Oltre al caso in sé, Natascia Casu vuole la tragica storia di suo padre possa servire almeno a modificare le pratiche seguite all'interno del Servizio psichiatrico diagnosi e cura dell'ospedale Santissima Trinità: «Mio padre non tornerà in vita neppure se verrà fatta giustizia, ma quello che mi auguro è che questa storia possa servire ad altre persone che hanno subito e stanno subendo trattamenti simili». E a sentire Gisella Trincas, presidente dell'Arpas, da giugno 2006 a oggi le cose non sono cambiate, in quel reparto e altrove: «Noi stiamo continuamente denunciando casi di cattive pratiche, ma la cosa peggiore è che è il Santissima Trinità non è un caso isolato, in tutta Italia esistono ospedali con medici reticenti a mettere in pratica la legge Basaglia».

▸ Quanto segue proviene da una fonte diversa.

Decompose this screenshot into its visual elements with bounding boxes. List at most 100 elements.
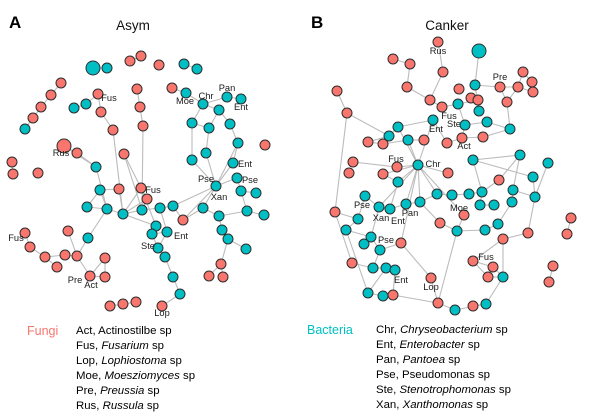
bacteria-legend-heading: Bacteria bbox=[307, 323, 353, 337]
bacteria-node bbox=[389, 264, 401, 276]
fungi-node bbox=[217, 271, 229, 283]
edge bbox=[527, 196, 536, 234]
edge bbox=[472, 159, 534, 178]
bacteria-node bbox=[152, 242, 164, 254]
node-label: Fus bbox=[388, 154, 404, 164]
bacteria-node bbox=[231, 172, 243, 184]
fungi-node bbox=[84, 270, 96, 282]
bacteria-node bbox=[82, 232, 94, 244]
fungi-node bbox=[543, 276, 555, 288]
edge bbox=[215, 142, 239, 187]
edge bbox=[140, 187, 157, 227]
bacteria-node bbox=[506, 196, 518, 208]
node-label: Ent bbox=[174, 231, 188, 241]
fungi-node bbox=[99, 252, 111, 264]
legend-item: Pan, Pantoea sp bbox=[376, 354, 461, 366]
fungi-node bbox=[62, 225, 74, 237]
node-label: Xan bbox=[211, 192, 228, 202]
fungi-node bbox=[377, 168, 389, 180]
bacteria-node bbox=[392, 176, 404, 188]
fungi-node bbox=[6, 156, 18, 168]
bacteria-node bbox=[359, 190, 371, 202]
bacteria-node bbox=[203, 122, 215, 134]
network-asym: Fus Moe Chr Pan Ent Rus Ent Pse Pse Xan Fus Ent Ste F… bbox=[6, 50, 271, 318]
panel-b-title: Canker bbox=[425, 18, 469, 33]
bacteria-node bbox=[471, 43, 487, 59]
bacteria-node bbox=[146, 228, 158, 240]
bacteria-node bbox=[492, 218, 504, 230]
fungi-node bbox=[494, 81, 506, 93]
legend-item: Pse, Pseudomonas sp bbox=[376, 369, 490, 381]
edge bbox=[346, 112, 390, 137]
edge bbox=[352, 161, 398, 168]
bacteria-node bbox=[81, 201, 93, 213]
fungi-node bbox=[497, 233, 509, 245]
node-label: Ent bbox=[429, 124, 443, 134]
edge bbox=[397, 119, 434, 128]
fungi-node bbox=[565, 212, 577, 224]
node-label: Pre bbox=[68, 275, 82, 285]
fungi-node bbox=[547, 260, 559, 272]
bacteria-node bbox=[514, 149, 526, 161]
node-label: Act bbox=[84, 280, 98, 290]
fungi-node bbox=[203, 270, 215, 282]
edge bbox=[512, 154, 521, 191]
edge bbox=[534, 162, 549, 198]
node-label: Pse bbox=[242, 175, 258, 185]
fungi-node bbox=[56, 138, 72, 154]
fungi-node bbox=[141, 193, 153, 205]
fungi-node bbox=[467, 300, 479, 312]
fungi-node bbox=[55, 77, 67, 89]
bacteria-node bbox=[529, 191, 541, 203]
fungi-node bbox=[501, 96, 513, 108]
bacteria-node bbox=[224, 118, 236, 130]
bacteria-node bbox=[542, 157, 554, 169]
fungi-node bbox=[341, 107, 353, 119]
node-label: Fus bbox=[145, 185, 161, 195]
legend-item: Rus, Russula sp bbox=[76, 400, 159, 412]
fungi-node bbox=[401, 81, 413, 93]
fungi-node bbox=[424, 94, 436, 106]
edge bbox=[397, 126, 419, 166]
fungi-node bbox=[39, 251, 51, 263]
edge bbox=[191, 159, 217, 187]
edge bbox=[392, 294, 439, 304]
bacteria-node bbox=[463, 188, 475, 200]
edge bbox=[334, 211, 353, 264]
legend-item: Xan, Xanthomonas sp bbox=[376, 399, 489, 411]
fungi-node bbox=[95, 106, 107, 118]
bacteria-node bbox=[400, 198, 412, 210]
fungi-node bbox=[343, 167, 355, 179]
legend-item: Chr, Chryseobacterium sp bbox=[376, 324, 508, 336]
bacteria-node bbox=[459, 119, 471, 131]
fungi-node bbox=[362, 136, 374, 148]
edge bbox=[417, 164, 438, 195]
bacteria-node bbox=[367, 262, 379, 274]
fungi-node bbox=[19, 227, 31, 239]
bacteria-node bbox=[467, 154, 479, 166]
fungi-node bbox=[153, 59, 165, 71]
edge bbox=[400, 242, 432, 279]
legend-item: Pre, Preussia sp bbox=[76, 385, 160, 397]
bacteria-node bbox=[222, 233, 234, 245]
node-label: Pan bbox=[402, 208, 419, 218]
node-label: Moe bbox=[450, 203, 468, 213]
edge bbox=[141, 125, 144, 211]
legend-item: Fus, Fusarium sp bbox=[76, 340, 165, 352]
fungi-node bbox=[477, 131, 489, 143]
node-label: Ste bbox=[447, 119, 461, 129]
bacteria-node bbox=[235, 185, 247, 197]
bacteria-node bbox=[365, 231, 377, 243]
node-label: Lop bbox=[423, 282, 439, 292]
node-label: Chr bbox=[426, 159, 441, 169]
edge bbox=[472, 154, 521, 161]
bacteria-node bbox=[167, 200, 179, 212]
bacteria-node bbox=[352, 213, 364, 225]
bacteria-node bbox=[412, 159, 424, 171]
fungi-node bbox=[137, 120, 149, 132]
fungi-node bbox=[377, 138, 389, 150]
fungi-node bbox=[526, 76, 538, 88]
bacteria-node bbox=[80, 98, 92, 110]
bacteria-node bbox=[216, 224, 228, 236]
edge bbox=[472, 238, 504, 262]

A 30 anni dalla sua entrata in vigore le resistenze culturali sono ancora molto forti, e si preferisce utilizzare il contenimento fisico e pesanti terapie farmacologiche e invasive, a volte persino l'elettroshock, anziché instaurare rapporti umani con i pazienti, riconoscendo appieno i diritti e la necessità di una vita di qualità per persone che dovrebbero essere seguite e curate da ambulatori territoriali, come stabilisce la legge 180. «Per questo non si crea un clima di fiducia tra pazienti e personale ospedaliero», continua Gisella Trincas: «c'è sempre la paura da parte dei pazienti che un ricovero da volontario diventi obbligatorio».